Asked on Tuesday if power companies were gaming the system, federal Energy Minister Chris Bowen said the compliance regulator was monitoring the situation “very, very closely”.
“The Australian Energy Regulator reminded [power companies] of their obligations of the law this morning,” Bowen said.
The market operator had reassured ministers that it believed there was still sufficient power available to the grid.
“I have been in contact with [the AEMO] and they are confident the situation can be and will be avoided in NSW and Victoria in particular in coming days,” Bowen said on Tuesday. “Nobody should turn off any power usage that they need for their comfort or their safety … nobody is asking for that to happen.”
A spokesperson for the Australian Energy Council, which represents major power generators including AGL, EnergyAustralia and Origin, said its members were losing money selling power due to soaring costs of the coal and gas they burn.
“The price cap unintentionally means that some plants can’t recover their fuel costs.
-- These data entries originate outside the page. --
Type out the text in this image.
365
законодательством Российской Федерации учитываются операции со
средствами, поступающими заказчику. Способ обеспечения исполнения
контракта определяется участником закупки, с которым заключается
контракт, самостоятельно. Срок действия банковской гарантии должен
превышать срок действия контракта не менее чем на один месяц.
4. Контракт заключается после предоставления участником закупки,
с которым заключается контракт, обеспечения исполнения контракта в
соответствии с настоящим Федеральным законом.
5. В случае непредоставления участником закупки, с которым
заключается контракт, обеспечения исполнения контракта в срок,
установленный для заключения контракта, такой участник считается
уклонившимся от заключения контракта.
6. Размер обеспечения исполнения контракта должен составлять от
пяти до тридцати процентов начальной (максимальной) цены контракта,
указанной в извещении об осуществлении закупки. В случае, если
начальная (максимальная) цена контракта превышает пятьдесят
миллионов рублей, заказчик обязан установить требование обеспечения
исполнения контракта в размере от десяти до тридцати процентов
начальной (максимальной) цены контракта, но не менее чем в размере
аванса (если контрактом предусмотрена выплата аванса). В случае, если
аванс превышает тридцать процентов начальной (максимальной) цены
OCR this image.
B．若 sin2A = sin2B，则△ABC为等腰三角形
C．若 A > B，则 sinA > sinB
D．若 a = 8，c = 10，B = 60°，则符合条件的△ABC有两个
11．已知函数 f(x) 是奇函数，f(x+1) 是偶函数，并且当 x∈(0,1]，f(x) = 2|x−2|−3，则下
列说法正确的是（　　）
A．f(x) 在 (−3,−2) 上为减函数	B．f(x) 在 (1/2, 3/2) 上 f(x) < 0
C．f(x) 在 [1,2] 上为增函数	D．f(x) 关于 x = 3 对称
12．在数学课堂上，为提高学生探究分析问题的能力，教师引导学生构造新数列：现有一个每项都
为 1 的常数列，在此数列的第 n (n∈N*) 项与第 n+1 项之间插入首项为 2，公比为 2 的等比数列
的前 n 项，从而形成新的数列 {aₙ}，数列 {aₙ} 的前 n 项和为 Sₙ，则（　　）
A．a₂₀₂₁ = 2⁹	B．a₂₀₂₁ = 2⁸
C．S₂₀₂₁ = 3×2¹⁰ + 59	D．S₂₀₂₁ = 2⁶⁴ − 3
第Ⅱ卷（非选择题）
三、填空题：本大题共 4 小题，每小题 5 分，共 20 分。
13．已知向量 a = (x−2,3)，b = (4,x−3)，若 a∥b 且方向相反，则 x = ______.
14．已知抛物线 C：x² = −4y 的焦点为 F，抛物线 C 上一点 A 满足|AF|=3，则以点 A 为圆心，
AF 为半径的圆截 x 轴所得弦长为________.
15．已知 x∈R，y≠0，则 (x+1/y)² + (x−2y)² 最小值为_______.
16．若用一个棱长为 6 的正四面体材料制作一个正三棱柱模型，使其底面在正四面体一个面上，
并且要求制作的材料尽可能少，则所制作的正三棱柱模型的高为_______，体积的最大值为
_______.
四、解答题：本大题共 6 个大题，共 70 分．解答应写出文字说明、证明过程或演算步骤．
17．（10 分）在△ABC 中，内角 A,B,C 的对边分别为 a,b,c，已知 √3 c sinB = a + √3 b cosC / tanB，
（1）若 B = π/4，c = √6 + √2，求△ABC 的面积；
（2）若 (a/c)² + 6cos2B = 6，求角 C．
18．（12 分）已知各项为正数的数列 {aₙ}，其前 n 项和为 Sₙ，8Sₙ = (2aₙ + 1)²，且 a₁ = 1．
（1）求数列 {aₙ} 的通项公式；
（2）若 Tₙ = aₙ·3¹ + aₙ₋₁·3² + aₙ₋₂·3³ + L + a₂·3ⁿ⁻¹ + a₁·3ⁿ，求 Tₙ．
Participants are legitimately seeking ways to resolve the problem,” the spokesperson said.
NSW Treasurer and Energy Minister Matt Kean said he was in close contact with the market operator and had “every confidence” there was enough power available to avoid blackouts, and he identified compensation payments as a cause of shortfall warnings that had sparked concern.
“The reason that generators are waiting for the market operator to direct them, rather than taking a loss in the market is because they are eligible for some compensation from the Australian Energy Regulator,” Kean said.
Victorian Energy Minister Lily D’Ambrosio warned it was “unacceptable to see some businesses potentially gaming the system to increase their profits”.
“Any such behaviour will be investigated,” she said. “We will continue pushing for reforms that ensure the needs of Victorians are put ahead of big company profits.”